Tuesday, May 23, 2017

Q&A with Annette Montez Kolda

Annette Montez Kolda was born and raised in Corpus Christi, Texas. She attended the University of Texas where she earned degrees in Communication and Curriculum and Instruction. After a career in teaching, she turned to writing. Pure Vida is her first novel. More info can be found at https://annettemontezkolda.com/

1.       What inspired you to write Pura Vida?
     In a beginning novel-writing class, the instructor asked if I had a character somewhere in the back of my mind. I did! It was Sister Bridget. She is based on two sisters that I know. One that I went on a missionary trip to Mexico with and another sister that I worked with in ministry to people with  disabilities. So the inspiration starts with Sister Bridget, and then secondly, I wanted to write a book that was completely immersed in the Latino culture, one in which the setting was a Latino community, the plot involved Latinos, the dialog was a mixture of English and Spanish and the characters were Latino.   



2.       How did you manage to weave the individual story lines of the characters into one?
    The family is central to the Latino community, and a family is already woven together, so it was easy for the storylines to intersect.



3.       What significant role did Sister Bridget play in the story?
      Sister Bridget is the common character for each story line. She is the “safe base” for everyone else.



4.       Could you please describe Miguel's journey and how Sister Bridget was able to help?
      Miguel is a smart, compassionate young man who has to deal with cruel difficulties in life. His father is absent, his brother has died, his sister is pregnant, and now he has information about terrorists. He could have walked away, but he’s an exceptional young man even though society might look down on him and dismiss him as trouble-maker because of his former drinking and drug use. A lot of people don’t even see him because he is a nobody. Sister Bridget is able to help him because she sees him and values him; she listens to him and takes him seriously.    



5.       What are some of the main socio-economic issues that you explore in this book and why did you explore them?
      Immigration and Deportation - Perla and Emilio had a valid reason for immigrating to the United States. The safety and job security that they sought did not exist for them in their homeland, so they traveled to a place where they could make a better life for their family. I explored this issue because in Texas, there are many such families and their stories are interesting.
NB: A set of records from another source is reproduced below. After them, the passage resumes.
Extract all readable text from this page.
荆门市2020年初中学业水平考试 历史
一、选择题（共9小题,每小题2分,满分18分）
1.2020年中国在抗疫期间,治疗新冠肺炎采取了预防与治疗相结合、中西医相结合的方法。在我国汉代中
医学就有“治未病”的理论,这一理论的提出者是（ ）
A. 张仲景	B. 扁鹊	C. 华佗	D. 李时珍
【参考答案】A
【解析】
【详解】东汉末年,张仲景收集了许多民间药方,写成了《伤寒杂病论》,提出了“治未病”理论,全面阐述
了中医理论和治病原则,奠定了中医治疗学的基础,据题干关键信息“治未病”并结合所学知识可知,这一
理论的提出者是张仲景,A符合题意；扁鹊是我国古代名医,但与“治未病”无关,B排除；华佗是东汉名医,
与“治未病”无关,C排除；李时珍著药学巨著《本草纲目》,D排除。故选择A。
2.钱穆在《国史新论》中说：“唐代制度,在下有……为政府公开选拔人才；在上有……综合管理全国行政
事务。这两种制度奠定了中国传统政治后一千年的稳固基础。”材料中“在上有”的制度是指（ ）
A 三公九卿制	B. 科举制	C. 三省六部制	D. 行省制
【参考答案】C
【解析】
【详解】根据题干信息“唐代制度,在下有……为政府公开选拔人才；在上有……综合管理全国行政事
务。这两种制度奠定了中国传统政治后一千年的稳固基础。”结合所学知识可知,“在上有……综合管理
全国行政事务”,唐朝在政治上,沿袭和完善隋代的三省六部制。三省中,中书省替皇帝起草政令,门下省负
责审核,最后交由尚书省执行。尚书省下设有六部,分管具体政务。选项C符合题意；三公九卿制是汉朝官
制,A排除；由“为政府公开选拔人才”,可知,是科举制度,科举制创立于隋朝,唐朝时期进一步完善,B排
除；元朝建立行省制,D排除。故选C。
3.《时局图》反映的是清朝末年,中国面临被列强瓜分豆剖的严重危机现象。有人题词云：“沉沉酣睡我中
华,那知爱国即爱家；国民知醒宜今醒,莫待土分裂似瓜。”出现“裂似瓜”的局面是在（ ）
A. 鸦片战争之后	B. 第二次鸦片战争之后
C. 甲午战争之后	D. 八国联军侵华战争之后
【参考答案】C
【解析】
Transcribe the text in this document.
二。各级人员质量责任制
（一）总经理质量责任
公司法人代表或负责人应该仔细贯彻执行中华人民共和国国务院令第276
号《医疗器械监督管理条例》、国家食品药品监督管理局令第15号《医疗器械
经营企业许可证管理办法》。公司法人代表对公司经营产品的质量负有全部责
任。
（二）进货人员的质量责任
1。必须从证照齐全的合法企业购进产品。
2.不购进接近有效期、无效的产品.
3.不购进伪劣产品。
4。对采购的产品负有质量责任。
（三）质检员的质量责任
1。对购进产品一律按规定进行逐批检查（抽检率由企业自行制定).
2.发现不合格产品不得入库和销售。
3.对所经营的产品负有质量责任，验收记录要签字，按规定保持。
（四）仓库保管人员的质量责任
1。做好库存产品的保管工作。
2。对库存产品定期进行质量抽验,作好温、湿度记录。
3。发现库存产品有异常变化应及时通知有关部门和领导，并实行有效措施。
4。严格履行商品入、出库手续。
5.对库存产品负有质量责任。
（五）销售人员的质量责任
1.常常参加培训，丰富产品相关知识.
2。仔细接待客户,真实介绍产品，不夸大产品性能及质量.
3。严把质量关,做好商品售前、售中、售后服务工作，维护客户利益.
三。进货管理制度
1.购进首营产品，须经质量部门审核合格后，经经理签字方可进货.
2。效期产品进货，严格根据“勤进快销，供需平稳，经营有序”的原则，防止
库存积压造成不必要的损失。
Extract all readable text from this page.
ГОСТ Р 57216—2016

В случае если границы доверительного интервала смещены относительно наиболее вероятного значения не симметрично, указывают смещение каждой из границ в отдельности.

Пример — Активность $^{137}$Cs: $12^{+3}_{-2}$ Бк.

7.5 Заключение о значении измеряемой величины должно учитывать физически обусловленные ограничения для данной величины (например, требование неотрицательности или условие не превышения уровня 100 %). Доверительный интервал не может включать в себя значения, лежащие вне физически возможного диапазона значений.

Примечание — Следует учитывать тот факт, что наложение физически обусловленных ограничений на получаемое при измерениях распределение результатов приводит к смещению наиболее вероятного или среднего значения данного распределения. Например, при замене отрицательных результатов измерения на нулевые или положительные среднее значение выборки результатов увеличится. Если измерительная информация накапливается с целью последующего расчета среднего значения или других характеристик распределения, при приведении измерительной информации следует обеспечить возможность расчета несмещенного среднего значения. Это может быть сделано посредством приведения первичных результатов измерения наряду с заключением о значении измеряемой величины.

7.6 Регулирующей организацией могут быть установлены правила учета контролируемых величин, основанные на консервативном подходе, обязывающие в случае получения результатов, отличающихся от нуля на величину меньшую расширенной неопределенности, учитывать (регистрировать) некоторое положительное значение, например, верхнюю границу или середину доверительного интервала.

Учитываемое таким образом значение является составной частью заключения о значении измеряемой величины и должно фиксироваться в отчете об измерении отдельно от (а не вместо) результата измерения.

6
Poverty - most that live in poverty work hard to make ends meet day to day. They don’t give up; they figure out what they can afford and not afford and they keep plugging at it. I wanted to show that members of the Lopez family work hard and  do well in school. I wanted to give the impression that each upcoming generation of the family would  have a better life than the previous one. The reader got a glimpse of Perla and Emilio’s village in Mexico and their current home in the United States. Miguel seems to be on a path to a college education, so the future looks bright for him. And Luz too. I explored this issue because I wanted to tell a positive story about an impoverished family. I wanted to shine a light on them and show that people with little money have just as much dignity and worth as the more well off.   



6.       In the book, it's indicated that "Pura vida...means living one's life con gusto, with pleasure, appreciation, and gratefulness, even through adversity." (78) Could you please elaborate and explain the significance?
     Pura Vida is a tricky phrase to translate - sure it translates to “pure life” but it is more of an attitude. It’s an easy going, carefree but not careless attitude.  It’s appreciating what you do have, not lamenting over what you don’t have. The significance of pura vida is illustrated in everything that the Lopez family has lost, and yet, everything that they have gained. It’s letting go of the sadness and bitterness and embracing the love and forgiveness. It’s a decision to be happy.  



7.       What do you hope readers will gain from your book?
      I hope readers will see that people are all the same. We all have the same hopes and dreams for our families.



8.       What do you like best and what do you like least about being a writer?
     I love being creative, making a story come alive on paper that didn’t exist before. What I like least is the pressure to market the book.



9.       Who are some of your favorite authors?
     I love Isabel Allenda,  Juno Diaz, Gabriel Garcia Marquez, David Baldacci, Alexander McCall Smith, Dean Koontz, Janet Evanovich, Anne Rice, Mary Higgins Clark and of course, Agatha Christie mysteries.


10.   If your book would be turned into a movie, who would you imagine playing the part of the main character? (Actor can be ANYONE, living or dead.)
     It is difficult to think of a teenage Latino actor just off the top of my head, so I used Google for this one. I found that Omar Avila is a young Cuban actor on a Telemundo series called Los Teens. He’d make a great Miguel. Eva Mendez for Perla. Antonio Bandera or George Clooney could play Detective Maldonado and Sofia Vergara could play Sister Bridget! Just kidding, how about Salma Hayek or Penelope Cruz?   



11.   Are you working on anything right now?
     I am working on a second Sister Bridget book.



12.   And, finally, what do you think is in store for the future of Latino literature?
    I hope that more stories of every genre will include positive Latino characters. Romances with Latino characters, mysteries with Latino characters, young adult novels about Latinos, etc.